# Weighted edges in centr_degree?

Hi there,

I’m calculating centrality measures on a communication network (cellphone calls) using R. In this network, an edge represents a call and I assigned weight to the edges by collapsing and summing multiple calls between the nodes. I recently discovered (newbie here) that using the strength() function is recommended for calculating node degree in a weighted network. (and hoping I understood that correctly )

Now, I have a question regarding the consideration of edge weights in centrality measures such as centr_degree, centr_betw, and cent_clo. After reading the R documentation, it seems that none of these functions have an explicit argument for incorporating edge weights. Should I account for the edge weights (and directionality) when measuring centrality? If so, how?
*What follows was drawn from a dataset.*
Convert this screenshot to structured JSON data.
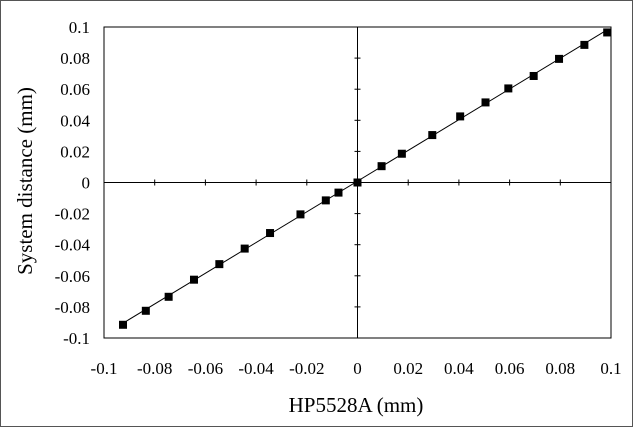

Now, I have a question regarding the consideration of edge weights in centrality measures such as centr_degree, centr_betw, and cent_clo.

These compute centralization, not centrality. Look at `degree()`, `strength()`, `betweenness()`, `closeness()` for vertex centralities.

As for centralization: You can use `centralize()` to compute centralization from an arbitrary set of centrality scores. It’s really just a convenience function, since the computation is simple enough that you can do it in a one-liner: `sum(max(scores) - scores)` (unnormalized version).

If you mean centralities, this is up to you and depends on your use case. Keep in mind that different functions interpret weights in different ways: e.g. with closeness they represent edge lengths, while with eigenvector centrality they represent the “strength” of connections (equivalent to edge multiplicity).

If you mean centralization, keep in mind that the normalized version is computed by dividing with the largest possible centralization value for any graph with the same number of vertices. This idea won’t make sense for some weighted centrality measures. For example, closeness can be made arbitrarily large by changing only the weights (not the graph’s connectivity pattern).

Thank you, @szhorvat! This makes perfect sense.